Home

Rechtbank Oost-Brabant, 09-03-2017, ECLI:NL:RBOBR:2017:1214, 01/865042-16

Rechtbank Oost-Brabant, 09-03-2017, ECLI:NL:RBOBR:2017:1214, 01/865042-16

Gegevens

Instantie
Rechtbank Oost-Brabant
Datum uitspraak
9 maart 2017
Datum publicatie
9 maart 2017
ECLI
ECLI:NL:RBOBR:2017:1214
Formele relaties
Zaaknummer
01/865042-16

Inhoudsindicatie

Bewezenverklaring: door zeer onvoorzichtig en onoplettend rijgedrag, onder invloed van alcohol, op de verkeerde weghelft een fietser aanrijden ten gevolge waarvan deze fietser is overleden.
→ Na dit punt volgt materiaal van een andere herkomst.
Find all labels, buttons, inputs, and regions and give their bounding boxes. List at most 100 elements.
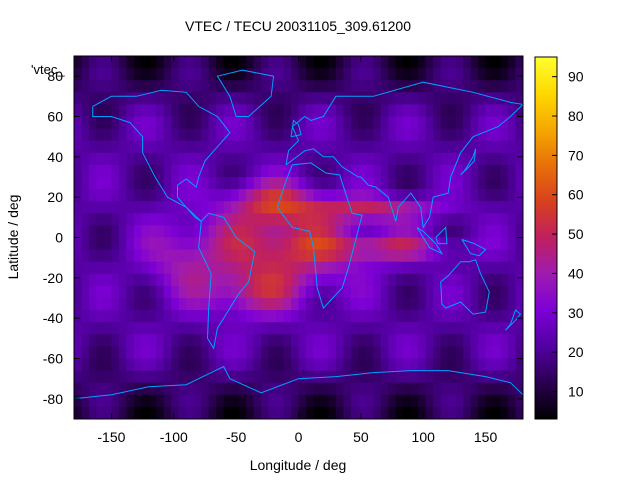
heatmap-cell (216, 177, 225, 190)
heatmap-cell (425, 370, 434, 384)
heatmap-cell (298, 201, 307, 214)
heatmap-cell (276, 358, 285, 372)
heatmap-cell (178, 310, 187, 323)
heatmap-cell (418, 346, 427, 359)
heatmap-cell (448, 237, 457, 251)
heatmap-cell (261, 237, 270, 251)
heatmap-cell (178, 152, 187, 166)
heatmap-cell (74, 164, 82, 178)
heatmap-cell (358, 249, 367, 263)
heatmap-cell (485, 68, 494, 81)
heatmap-cell (328, 201, 337, 214)
heatmap-cell (81, 358, 90, 372)
heatmap-cell (493, 104, 502, 117)
heatmap-cell (103, 213, 112, 226)
heatmap-cell (298, 189, 307, 202)
heatmap-cell (118, 273, 127, 287)
heatmap-cell (163, 189, 172, 202)
heatmap-cell (148, 116, 157, 130)
heatmap-cell (388, 261, 397, 275)
heatmap-cell (148, 249, 157, 263)
heatmap-cell (171, 116, 180, 130)
heatmap-cell (463, 334, 472, 347)
heatmap-cell (238, 358, 247, 372)
heatmap-cell (81, 394, 90, 408)
heatmap-cell (268, 237, 277, 251)
heatmap-cell (358, 261, 367, 275)
heatmap-cell (253, 56, 262, 69)
heatmap-cell (81, 152, 90, 166)
heatmap-cell (493, 310, 502, 323)
heatmap-cell (193, 104, 202, 117)
heatmap-cell (343, 56, 352, 69)
heatmap-cell (470, 164, 479, 178)
heatmap-cell (163, 382, 172, 396)
heatmap-cell (433, 225, 442, 238)
heatmap-cell (448, 298, 457, 311)
heatmap-cell (118, 68, 127, 81)
heatmap-cell (305, 358, 314, 372)
heatmap-cell (448, 382, 457, 396)
heatmap-cell (261, 298, 270, 311)
heatmap-cell (440, 285, 449, 299)
heatmap-cell (478, 116, 487, 130)
heatmap-cell (171, 237, 180, 251)
heatmap-cell (291, 56, 299, 69)
heatmap-cell (111, 334, 120, 347)
heatmap-cell (425, 358, 434, 372)
heatmap-cell (373, 273, 382, 287)
heatmap-cell (455, 261, 464, 275)
heatmap-cell (193, 225, 202, 238)
heatmap-cell (126, 237, 135, 251)
heatmap-cell (418, 140, 427, 154)
heatmap-cell (231, 177, 240, 190)
heatmap-cell (223, 164, 232, 178)
heatmap-cell (111, 346, 120, 359)
heatmap-cell (485, 56, 494, 69)
heatmap-cell (216, 346, 225, 359)
heatmap-cell (246, 394, 255, 408)
heatmap-cell (508, 92, 517, 105)
heatmap-cell (148, 164, 157, 178)
heatmap-cell (171, 80, 180, 93)
heatmap-cell (133, 104, 142, 117)
heatmap-cell (223, 273, 232, 287)
heatmap-cell (350, 406, 359, 420)
heatmap-cell (508, 370, 517, 384)
heatmap-cell (508, 261, 517, 275)
heatmap-cell (178, 249, 187, 263)
heatmap-cell (343, 298, 352, 311)
heatmap-cell (156, 261, 165, 275)
heatmap-cell (261, 334, 270, 347)
heatmap-cell (493, 140, 502, 154)
heatmap-cell (246, 152, 255, 166)
heatmap-cell (343, 92, 352, 105)
x-axis-label: Longitude / deg (250, 457, 347, 473)
heatmap-cell (156, 92, 165, 105)
heatmap-cell (298, 346, 307, 359)
heatmap-cell (148, 370, 157, 384)
x-tick-label: 100 (412, 429, 436, 445)
heatmap-cell (448, 164, 457, 178)
heatmap-cell (365, 322, 374, 335)
heatmap-cell (380, 116, 389, 130)
heatmap-cell (350, 92, 359, 105)
heatmap-cell (448, 346, 457, 359)
heatmap-cell (500, 382, 509, 396)
heatmap-cell (478, 189, 487, 202)
heatmap-cell (74, 80, 82, 93)
heatmap-cell (500, 213, 509, 226)
heatmap-cell (276, 56, 285, 69)
heatmap-cell (410, 322, 419, 335)
heatmap-cell (500, 140, 509, 154)
heatmap-cell (103, 334, 112, 347)
heatmap-cell (433, 80, 442, 93)
heatmap-cell (291, 213, 299, 226)
heatmap-cell (433, 370, 442, 384)
heatmap-cell (103, 346, 112, 359)
heatmap-cell (118, 285, 127, 299)
heatmap-cell (380, 358, 389, 372)
heatmap-cell (246, 237, 255, 251)
heatmap-cell (500, 225, 509, 238)
heatmap-cell (448, 370, 457, 384)
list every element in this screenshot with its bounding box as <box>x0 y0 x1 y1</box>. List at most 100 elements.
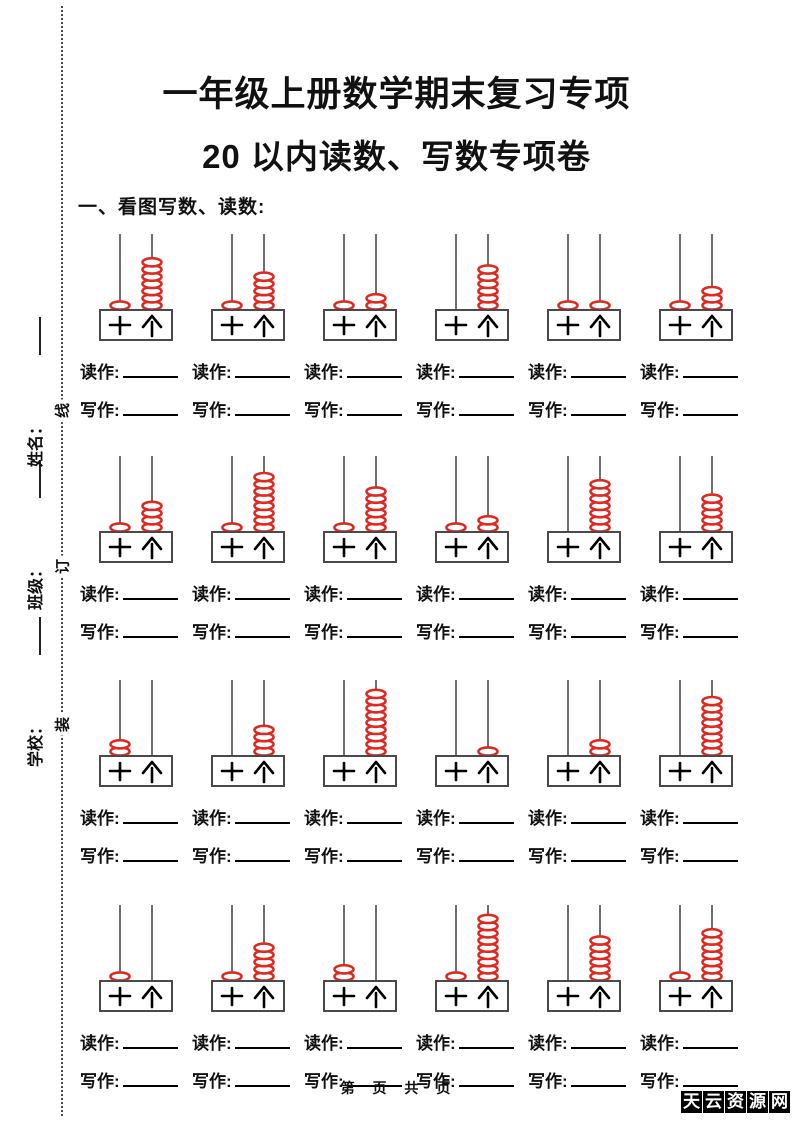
read-answer-blank <box>234 585 290 600</box>
abacus-figure <box>435 680 509 787</box>
write-line: 写作: <box>80 842 190 867</box>
write-line: 写作: <box>640 618 750 643</box>
read-answer-blank <box>122 585 178 600</box>
read-answer-blank <box>458 363 514 378</box>
abacus-problem: 读作: 写作: <box>302 230 414 421</box>
ones-symbol <box>141 760 163 784</box>
read-line: 读作: <box>640 1029 750 1054</box>
read-line: 读作: <box>528 1029 638 1054</box>
abacus-row: 读作: 写作: 读作: 写作: 读作: 写作: <box>78 452 750 643</box>
abacus-figure <box>659 680 733 787</box>
ones-symbol <box>701 985 723 1009</box>
read-label: 读作: <box>80 1034 120 1053</box>
watermark-char: 网 <box>769 1091 790 1113</box>
class-label: 班级： <box>28 561 45 610</box>
beads <box>477 264 499 311</box>
abacus-problem: 读作: 写作: <box>638 901 750 1092</box>
write-answer-blank <box>682 623 738 638</box>
beads <box>669 285 723 311</box>
page-number-footer: 第 页 共 页 <box>340 1080 453 1096</box>
ones-symbol <box>701 314 723 338</box>
read-line: 读作: <box>192 1029 302 1054</box>
write-line: 写作: <box>304 396 414 421</box>
abacus-figure <box>547 456 621 563</box>
ones-symbol <box>253 314 275 338</box>
write-label: 写作: <box>80 623 120 642</box>
write-label: 写作: <box>528 847 568 866</box>
tens-symbol <box>332 315 356 336</box>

Vrijspraak roekeloos rijgedrag.

Gevangenisstraf 20 maanden waarvan 6 maanden voorwaardelijk met een proeftijd van 2 jaar, met aftrek van voorarrest.

Bijzondere voorwaarden: reclasseringscontact, meewerken aan behandeling bij GGZ in Geest en urinecontroles.

Ontzegging van de bevoegdheid motorrijtuigen te besturen voor de duur van 5 jaar met aftrek van de tijd dat het rijbewijs al ingenomen is geweest.

Opheffing van de al geschorste voorlopige hechtenis.

Uitspraak

vonnis

RECHTBANK OOST-BRABANT

Zittingsplaats 's-Hertogenbosch

Strafrecht

Parketnummer: 01/865042-16

Datum uitspraak: 9 maart 2017

Vonnis van de rechtbank Oost-Brabant, meervoudige kamer voor de behandeling van strafzaken, in de zaak tegen:

[verdachte] ,

geboren te [geboorteplaats] op [1967] ,

wonende te [woonplaats] , [adres] .

Dit vonnis is op tegenspraak gewezen naar aanleiding van het onderzoek ter terechtzitting van 23 februari 2017.

De rechtbank heeft kennisgenomen van de vordering van de officier van justitie en van hetgeen van de zijde van de verdachte naar voren is gebracht.

De tenlastelegging.

De zaak is aanhangig gemaakt bij dagvaarding van 27 januari 2017. De tenlastelegging is op vordering van de officier van justitie ter terechtzitting van 23 februari 2017 gewijzigd. Van deze vordering is een kopie als bijlage 1 aan dit vonnis gehecht. Met inachtneming van deze wijziging is aan de verdachte ten laste gelegd dat:

hij op of omstreeks 09 april 2016 te Berlicum, gemeente Sint-Michielsgestel, als verkeersdeelnemer, namelijk als bestuurder van een motorrijtuig (personenauto), daarmede rijdende over de weg, Hooghei, zich zodanig heeft gedragen dat een aan zijn schuld te wijten verkeersongeval heeft plaatsgevonden, door roekeloos, in elk geval zeer, althans aanmerkelijk, onvoorzichtig en/of onoplettend, terwijl hij danig onder invloed was van alcohol en aldus niet tot behoorlijk besturen van een voertuig in staat kon worden geacht, met een alcoholgehalte dat dat aanzienlijk hoger was dan 220 microgram alcohol per liter uitgeademde lucht, in een flauwe bocht onvoldoende rechts te houden en/of (daarbij/daardoor) de weghelft van hem, verdachte, tegemoetkomend verkeer op te rijden en/of tegen een op die weghelft rijdende fietser aan te rijden, waardoor een ander (te weten die fietser, genaamd [slachtoffer] ) werd gedood, terwijl hij verkeerde in de toestand als bedoeld in artikel 8, eerste of tweede lid van de Wegenverkeerswet 1994, danwel na het feit niet heeft voldaan aan een bevel gegeven krachtens artikel 163, tweede, zesde, achtste of negende lid van genoemde wet.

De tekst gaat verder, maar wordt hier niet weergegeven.